First, CD 4’s Nithya Raman noted that public safety is hugely important to the people in her district, who definitely do feel unsafe when their calls to either 911 or the LAPD non-emergency line all too often go unanswered. “This is a problem,” she said. “We need LA to be a city where when you call for help, someone shows up and it’s the right person to respond to the issue that you’re facing in that emergency,” she said.
So Raman said she is definitely sympathetic to the goals of the new LAPD contract, and the need for increased public safety. At the same time, however, she said she’s also very concerned about the overall cost of the contract, and the possibility that it won’t fully address the problems it seeks to solve.
For example, said Raman, while many other local cities offer higher police salaries than Los Angeles, they, too, have big shortages of police officers right now, which indicates there are other factors besides salary driving the vacancies. Also, Raman noted that Szabo’s report showed that officers who leave LAPD are not mostly going to other law enforcement agencies (see chart below), which also indicates that pay alone is not the reason most choose to leave.
So Raman said the real issue with officer retention is likely much bigger than just wages – in other words, she said, it’s “a macro issue – not related to Los Angeles.”
Finally, Raman noted that the last time Los Angeles made such a huge increase to its police budget, it tipped the city into a budget deficit, which she said we can’t afford right now, especially since other city departments are also currently suffering similar staff and budget shortages. In fact, she said, the cost of this particular contract could hamper the city’s efforts to shore up the many other departments that also provide valuable services to residents (such as sidewalk repair, tree trimming, etc.) “I fear that this contract,” Raman said, “with its enormous fiscal responsibilities, leaves us less able to do that.”
Next, CD 1’s Eunisses Hernandez asked Szabo if the contract’s costs could indeed be at the expense of the needs of other city departments, and he acknowledged that it would indeed “be part of the competition for scarce resources” in the overall city budget.
Hernandez said she believes “equitable budgeting” is more important than just increasing LAPD spending, and the budget effects of the proposed LAPD increase would be “enormous” when too many other departments are “fighting for scraps.” She also noted that every other proposal that comes before the city council is met with the question of “How are we going to pay for that?” and said it seems “irresponsible” not to meet this proposal, for a department that already has a $1 billion budget, with the same question.
Finally, CD 13’s Hugo Soto-Martinez agreed with both Raman and Hernandez, saying that everyone shares a vision of city services that work, and this contract is just too expensive to support that vision. Soto-Martinez also said that if the city set its priorities differently – such as putting LAPD levels of funding toward mental health services or systems that address the root causes of crime – the city would look very different, and we wouldn’t need to use the police as “de facto social workers.”

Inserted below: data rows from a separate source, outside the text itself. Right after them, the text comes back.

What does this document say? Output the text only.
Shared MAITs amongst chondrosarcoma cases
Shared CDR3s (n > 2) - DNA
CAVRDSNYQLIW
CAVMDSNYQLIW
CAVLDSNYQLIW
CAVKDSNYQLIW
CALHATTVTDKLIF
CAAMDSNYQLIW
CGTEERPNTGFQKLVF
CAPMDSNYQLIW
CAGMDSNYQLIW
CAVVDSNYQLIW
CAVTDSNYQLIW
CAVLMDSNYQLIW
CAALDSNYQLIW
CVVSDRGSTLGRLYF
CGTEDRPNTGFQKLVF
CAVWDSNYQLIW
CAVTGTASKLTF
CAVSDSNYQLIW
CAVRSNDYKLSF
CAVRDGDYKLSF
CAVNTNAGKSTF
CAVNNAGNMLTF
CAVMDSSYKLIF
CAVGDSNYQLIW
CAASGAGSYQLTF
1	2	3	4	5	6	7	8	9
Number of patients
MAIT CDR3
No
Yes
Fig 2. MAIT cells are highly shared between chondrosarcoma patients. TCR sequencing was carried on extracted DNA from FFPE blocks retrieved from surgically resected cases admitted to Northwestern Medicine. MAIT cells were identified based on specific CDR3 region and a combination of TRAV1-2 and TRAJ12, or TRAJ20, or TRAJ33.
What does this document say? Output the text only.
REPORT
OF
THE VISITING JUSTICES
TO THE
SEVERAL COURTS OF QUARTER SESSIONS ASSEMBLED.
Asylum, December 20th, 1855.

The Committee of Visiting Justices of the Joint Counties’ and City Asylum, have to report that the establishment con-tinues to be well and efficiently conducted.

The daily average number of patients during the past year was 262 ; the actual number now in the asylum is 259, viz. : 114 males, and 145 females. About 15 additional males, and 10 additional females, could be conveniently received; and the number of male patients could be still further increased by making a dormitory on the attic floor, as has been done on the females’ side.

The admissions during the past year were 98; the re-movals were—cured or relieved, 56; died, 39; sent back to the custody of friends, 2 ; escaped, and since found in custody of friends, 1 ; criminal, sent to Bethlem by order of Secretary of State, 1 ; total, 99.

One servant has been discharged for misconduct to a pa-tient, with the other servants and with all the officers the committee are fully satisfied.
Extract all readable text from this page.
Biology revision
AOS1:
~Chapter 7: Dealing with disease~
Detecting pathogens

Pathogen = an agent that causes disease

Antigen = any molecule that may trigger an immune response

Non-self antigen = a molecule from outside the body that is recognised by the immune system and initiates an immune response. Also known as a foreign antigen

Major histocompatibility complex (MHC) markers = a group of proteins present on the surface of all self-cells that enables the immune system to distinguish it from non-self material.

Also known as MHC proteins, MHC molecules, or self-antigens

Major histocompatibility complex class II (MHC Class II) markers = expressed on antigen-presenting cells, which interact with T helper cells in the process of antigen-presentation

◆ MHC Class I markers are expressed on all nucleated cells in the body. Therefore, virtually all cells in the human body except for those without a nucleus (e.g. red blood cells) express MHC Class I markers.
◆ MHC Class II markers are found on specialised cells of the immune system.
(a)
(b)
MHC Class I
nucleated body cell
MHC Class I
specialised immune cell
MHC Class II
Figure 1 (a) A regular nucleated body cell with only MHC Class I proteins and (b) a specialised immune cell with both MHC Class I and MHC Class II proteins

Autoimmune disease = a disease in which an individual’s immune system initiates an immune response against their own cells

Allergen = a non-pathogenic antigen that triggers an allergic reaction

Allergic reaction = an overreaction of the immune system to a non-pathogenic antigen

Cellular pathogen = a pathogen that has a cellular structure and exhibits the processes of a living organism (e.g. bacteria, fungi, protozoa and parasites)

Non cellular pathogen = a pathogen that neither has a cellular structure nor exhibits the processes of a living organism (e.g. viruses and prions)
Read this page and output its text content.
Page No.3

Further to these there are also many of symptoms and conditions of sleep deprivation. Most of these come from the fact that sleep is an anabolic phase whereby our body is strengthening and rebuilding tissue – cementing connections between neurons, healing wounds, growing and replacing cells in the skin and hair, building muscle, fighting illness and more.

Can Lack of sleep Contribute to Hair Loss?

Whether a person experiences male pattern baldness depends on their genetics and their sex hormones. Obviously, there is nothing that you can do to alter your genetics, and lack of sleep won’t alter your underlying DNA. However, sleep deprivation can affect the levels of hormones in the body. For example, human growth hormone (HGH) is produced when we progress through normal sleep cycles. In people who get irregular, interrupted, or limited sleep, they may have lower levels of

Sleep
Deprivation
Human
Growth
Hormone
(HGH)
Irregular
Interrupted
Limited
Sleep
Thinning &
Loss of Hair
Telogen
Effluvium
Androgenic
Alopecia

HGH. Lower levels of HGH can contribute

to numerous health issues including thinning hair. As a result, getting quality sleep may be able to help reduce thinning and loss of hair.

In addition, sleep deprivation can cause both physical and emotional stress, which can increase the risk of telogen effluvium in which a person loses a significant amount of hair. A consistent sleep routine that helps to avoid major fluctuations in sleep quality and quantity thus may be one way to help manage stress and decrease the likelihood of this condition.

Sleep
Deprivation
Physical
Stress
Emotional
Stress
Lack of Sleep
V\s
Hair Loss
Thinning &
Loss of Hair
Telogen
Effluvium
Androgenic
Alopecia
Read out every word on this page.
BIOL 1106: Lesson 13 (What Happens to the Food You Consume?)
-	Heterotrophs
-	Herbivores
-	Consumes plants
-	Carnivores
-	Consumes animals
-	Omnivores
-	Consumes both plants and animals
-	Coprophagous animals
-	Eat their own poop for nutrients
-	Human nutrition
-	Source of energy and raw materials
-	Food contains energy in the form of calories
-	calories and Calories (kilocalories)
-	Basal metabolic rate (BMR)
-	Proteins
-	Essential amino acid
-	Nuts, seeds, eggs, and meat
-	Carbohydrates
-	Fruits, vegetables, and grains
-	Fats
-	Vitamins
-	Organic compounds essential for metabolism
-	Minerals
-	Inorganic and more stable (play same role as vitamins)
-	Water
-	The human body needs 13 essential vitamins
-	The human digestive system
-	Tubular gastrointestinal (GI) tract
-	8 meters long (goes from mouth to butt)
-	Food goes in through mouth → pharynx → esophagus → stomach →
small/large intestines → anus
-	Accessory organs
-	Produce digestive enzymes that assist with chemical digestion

Like Raman and Hernandez, Soto-Martinez agreed that we need to adequately protect residents from those who are violent, but he, too, said he fears the big increases in the LAPD budget will come at the expense of other departments. “I don’t want to sink our ability to fund [other] programs,” he said.
In the end, before calling for the final vote, Council President Paul Krekorian thanked all of the speakers for their comments, saying, “I think this has been an example of the kind of debate we should be having here in the Council chambers, and I applaud all of you who spoke and the points that you made.”